I don’t work on torture nor do I have any specialist knowledge of the US policies after 9/11, but Siems’ work looks fascinating. Not only is he using a massive collection of primary sources, but the way he assembles and analyses the material brings out the systemic use of torture and the dubious ends pursued on the bodies and minds of its victims.
Key out takes from the Nation review, written by Peter Baker:
This is oddly apt: failures of understanding are part and parcel of institutionalized torture, which seems to require a systemic aversion to detail, especially the details of other people’s experiences. The most publicly visible manifestation of this aversion was the replacement of “torture”—in both the legal memos and the pages of the nation’s leading newspapers—with terms like “enhanced interrogation.” This same preference for detached vagueness pervades The Torture Report. “Cramped confinement involves the placement of the individual in a confined space,” the administration lawyer John Yoo wrote in a 2002 memo. “The confined space is usually dark.” Depending on the size of the space, “the individual can stand up or sit down.”
Abu Zubaydah’s descriptions of his “cramped confinement,” which Siems quotes, dwell on several aspects that Yoo passes over: how a cloth was draped over his confinement box to restrict his air supply; how the box was so small he could neither sit nor stand but instead had to crouch, which caused a wound in his leg to rupture; how he was given a bucket to use as a toilet, and how it tipped over and spilled while he remained inside for hours; how he lost all sense of time. It is unclear whether Yoo left such details out intentionally, or whether they simply never occurred to him. Similarly, it’s hard to know what to make of a note written by Donald Rumsfeld in ink at the bottom of a 2002 memo on detainee treatment that, among other things, set limits on forced standing. “I stand for 8-10 hours a day,” he wrote. “Why is standing limited to 4 hours?”
America commits torture, funds torture research and encourages torture around the world. It is easy to point the finger at one particularly dark corner or another, be it the CIA or the derelict grunts on the night shift.

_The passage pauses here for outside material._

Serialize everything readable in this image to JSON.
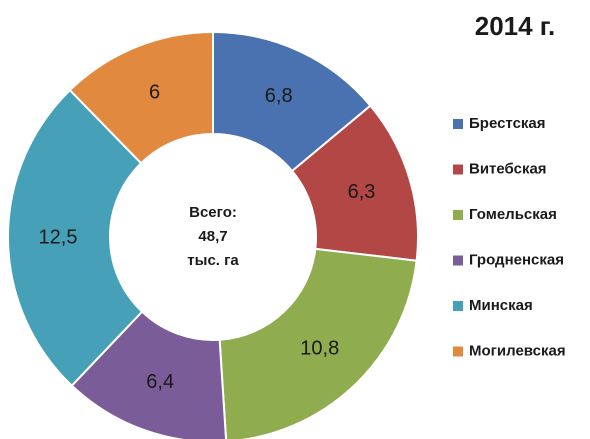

These documents suggest that a bigger problem might be the sheer number of dark corners: American force abroad is wielded and managed by so many overlapping but distinct organizations that it creates plenty of useful ambiguity as to how, exactly, the overlap is meant to work. There’s a clear sense, especially in memos related to the early days of Guantánamo, of all these various people—Army, Navy, Air Force, CIA, FBI—wandering the cell-block halls, unsure of who is doing what, when and to whom. In the absence of a plan, everyone takes turns dealing with the detainees as he or she sees fit. The guards watch, picking up ideas from the pros for later. One could call the disarray a design flaw, but that would involve assuming that torture wasn’t part of the plan. Given that we know it was, all the confusion seems to have helped; CIA agents reveled in exploiting it, often identifying themselves as FBI agents to avoid having their presence exposed or accurately documented. Defense Department agents pulled a similar move, more than once impersonating State Department officials during torture sessions.

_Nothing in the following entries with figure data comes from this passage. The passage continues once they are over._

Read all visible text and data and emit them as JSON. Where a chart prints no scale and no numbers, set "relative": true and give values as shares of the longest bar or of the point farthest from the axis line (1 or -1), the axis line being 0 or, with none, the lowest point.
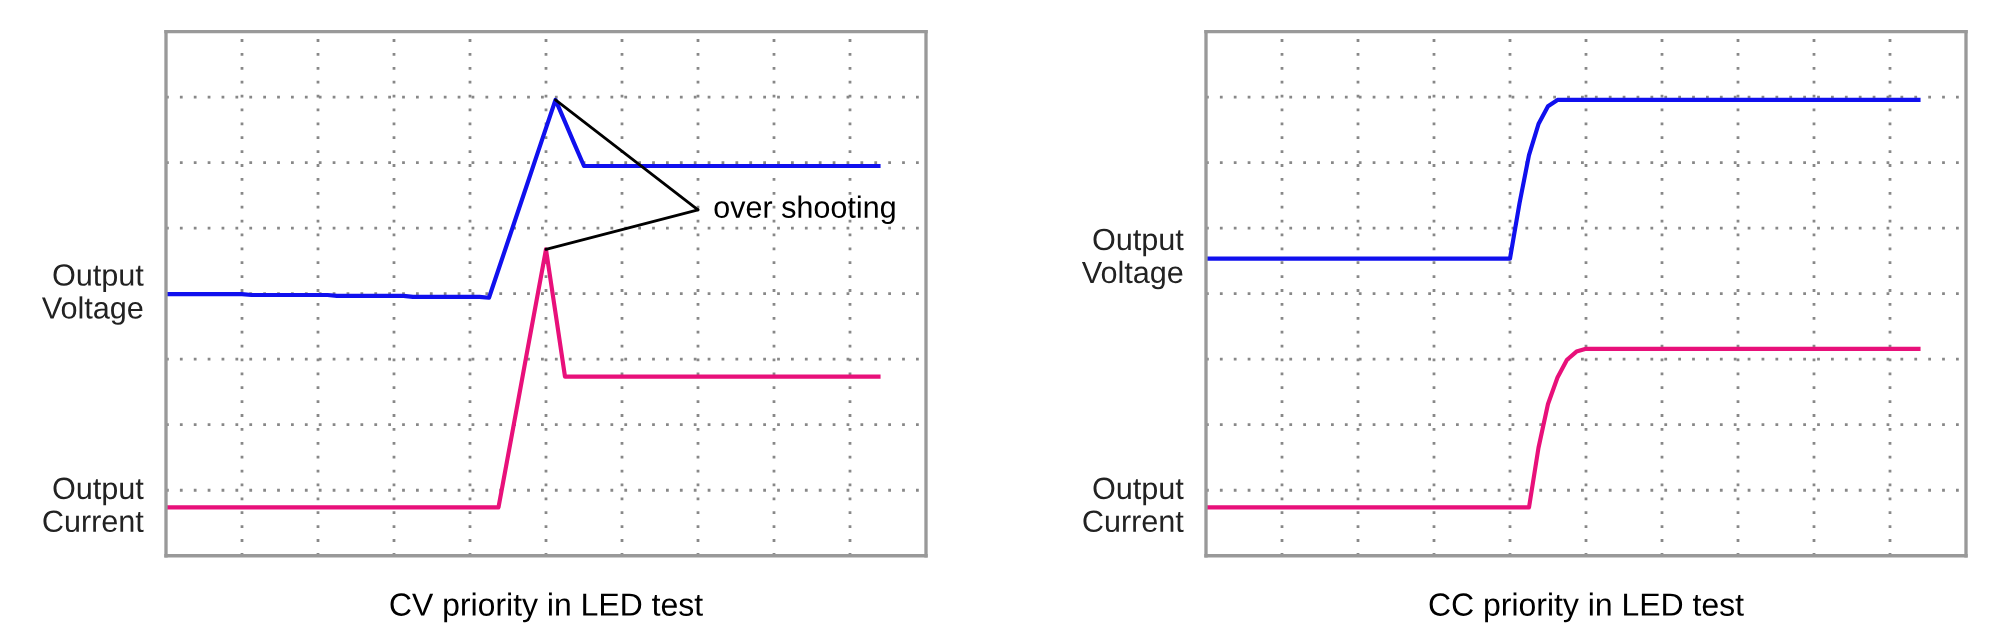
{
  "chart_data": [
    {
      "type": "line",
      "title": "CV priority in LED test",
      "relative": true,
      "grid": true,
      "categories": [
        null,
        null,
        null,
        null,
        null,
        null,
        null,
        null,
        null,
        null,
        null,
        null,
        null,
        null,
        null,
        null,
        null,
        null,
        null,
        null,
        null,
        null,
        null,
        null,
        null,
        null,
        null,
        null,
        null,
        null,
        null,
        null,
        null,
        null,
        null,
        null,
        null,
        null,
        null,
        null,
        null,
        null,
        null,
        null,
        null,
        null,
        null,
        null,
        null,
        null,
        null,
        null,
        null,
        null,
        null,
        null,
        null,
        null,
        null,
        null,
        null,
        null,
        null,
        null,
        null,
        null,
        null,
        null,
        null,
        null,
        null,
        null,
        null,
        null,
        null,
        null
      ],
      "series": [
        {
          "name": "Output\nVoltage",
          "color": "#1010ee",
          "values": [
            0.574,
            0.574,
            0.574,
            0.574,
            0.574,
            0.574,
            0.574,
            0.574,
            0.574,
            0.572,
            0.572,
            0.572,
            0.572,
            0.572,
            0.572,
            0.572,
            0.572,
            0.572,
            0.57,
            0.57,
            0.57,
            0.57,
            0.57,
            0.57,
            0.57,
            0.57,
            0.568,
            0.568,
            0.568,
            0.568,
            0.568,
            0.568,
            0.568,
            0.568,
            0.566,
            0.628,
            0.69,
            0.752,
            0.814,
            0.876,
            0.938,
            1,
            0.952,
            0.903,
            0.855,
            0.855,
            0.855,
            0.855,
            0.855,
            0.855,
            0.855,
            0.855,
            0.855,
            0.855,
            0.855,
            0.855,
            0.855,
            0.855,
            0.855,
            0.855,
            0.855,
            0.855,
            0.855,
            0.855,
            0.855,
            0.855,
            0.855,
            0.855,
            0.855,
            0.855,
            0.855,
            0.855,
            0.855,
            0.855,
            0.855,
            0.855
          ]
        },
        {
          "name": "Output\nCurrent",
          "color": "#e8107a",
          "values": [
            0.106,
            0.106,
            0.106,
            0.106,
            0.106,
            0.106,
            0.106,
            0.106,
            0.106,
            0.106,
            0.106,
            0.106,
            0.106,
            0.106,
            0.106,
            0.106,
            0.106,
            0.106,
            0.106,
            0.106,
            0.106,
            0.106,
            0.106,
            0.106,
            0.106,
            0.106,
            0.106,
            0.106,
            0.106,
            0.106,
            0.106,
            0.106,
            0.106,
            0.106,
            0.106,
            0.106,
            0.219,
            0.332,
            0.446,
            0.559,
            0.672,
            0.533,
            0.393,
            0.393,
            0.393,
            0.393,
            0.393,
            0.393,
            0.393,
            0.393,
            0.393,
            0.393,
            0.393,
            0.393,
            0.393,
            0.393,
            0.393,
            0.393,
            0.393,
            0.393,
            0.393,
            0.393,
            0.393,
            0.393,
            0.393,
            0.393,
            0.393,
            0.393,
            0.393,
            0.393,
            0.393,
            0.393,
            0.393,
            0.393,
            0.393,
            0.393
          ]
        }
      ],
      "annotations": [
        "over shooting"
      ]
    },
    {
      "type": "line",
      "title": "CC priority in LED test",
      "relative": true,
      "grid": true,
      "categories": [
        null,
        null,
        null,
        null,
        null,
        null,
        null,
        null,
        null,
        null,
        null,
        null,
        null,
        null,
        null,
        null,
        null,
        null,
        null,
        null,
        null,
        null,
        null,
        null,
        null,
        null,
        null,
        null,
        null,
        null,
        null,
        null,
        null,
        null,
        null,
        null,
        null,
        null,
        null,
        null,
        null,
        null,
        null,
        null,
        null,
        null,
        null,
        null,
        null,
        null,
        null,
        null,
        null,
        null,
        null,
        null,
        null,
        null,
        null,
        null,
        null,
        null,
        null,
        null,
        null,
        null,
        null,
        null,
        null,
        null,
        null,
        null,
        null,
        null,
        null,
        null
      ],
      "series": [
        {
          "name": "Output\nVoltage",
          "color": "#1010ee",
          "values": [
            0.652,
            0.652,
            0.652,
            0.652,
            0.652,
            0.652,
            0.652,
            0.652,
            0.652,
            0.652,
            0.652,
            0.652,
            0.652,
            0.652,
            0.652,
            0.652,
            0.652,
            0.652,
            0.652,
            0.652,
            0.652,
            0.652,
            0.652,
            0.652,
            0.652,
            0.652,
            0.652,
            0.652,
            0.652,
            0.652,
            0.652,
            0.652,
            0.652,
            0.773,
            0.879,
            0.947,
            0.986,
            1,
            1,
            1,
            1,
            1,
            1,
            1,
            1,
            1,
            1,
            1,
            1,
            1,
            1,
            1,
            1,
            1,
            1,
            1,
            1,
            1,
            1,
            1,
            1,
            1,
            1,
            1,
            1,
            1,
            1,
            1,
            1,
            1,
            1,
            1,
            1,
            1,
            1,
            1
          ]
        },
        {
          "name": "Output\nCurrent",
          "color": "#e8107a",
          "values": [
            0.106,
            0.106,
            0.106,
            0.106,
            0.106,
            0.106,
            0.106,
            0.106,
            0.106,
            0.106,
            0.106,
            0.106,
            0.106,
            0.106,
            0.106,
            0.106,
            0.106,
            0.106,
            0.106,
            0.106,
            0.106,
            0.106,
            0.106,
            0.106,
            0.106,
            0.106,
            0.106,
            0.106,
            0.106,
            0.106,
            0.106,
            0.106,
            0.106,
            0.106,
            0.106,
            0.237,
            0.333,
            0.391,
            0.43,
            0.448,
            0.454,
            0.454,
            0.454,
            0.454,
            0.454,
            0.454,
            0.454,
            0.454,
            0.454,
            0.454,
            0.454,
            0.454,
            0.454,
            0.454,
            0.454,
            0.454,
            0.454,
            0.454,
            0.454,
            0.454,
            0.454,
            0.454,
            0.454,
            0.454,
            0.454,
            0.454,
            0.454,
            0.454,
            0.454,
            0.454,
            0.454,
            0.454,
            0.454,
            0.454,
            0.454,
            0.454
          ]
        }
      ]
    }
  ]
}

The spectacle of lynching, and the photos documenting that spectacle, served as a boast and a warning: look what we can do—and will. With post-9/11 detainee abuse, the exact same message is being communicated, only so too is its negation: look what we disown, what only the bad apples among us desire, and for which we will duly jail them. Endless memos dissecting torture techniques and parsing existing laws out of existence are a key part of this ritual: they insist that nothing terrible is happening. In a 2002 meeting, a military lawyer was surprisingly honest: “We will need documentation to protect us.” A CIA lawyer chimes in his agreement: “Everything must be approved and documented.”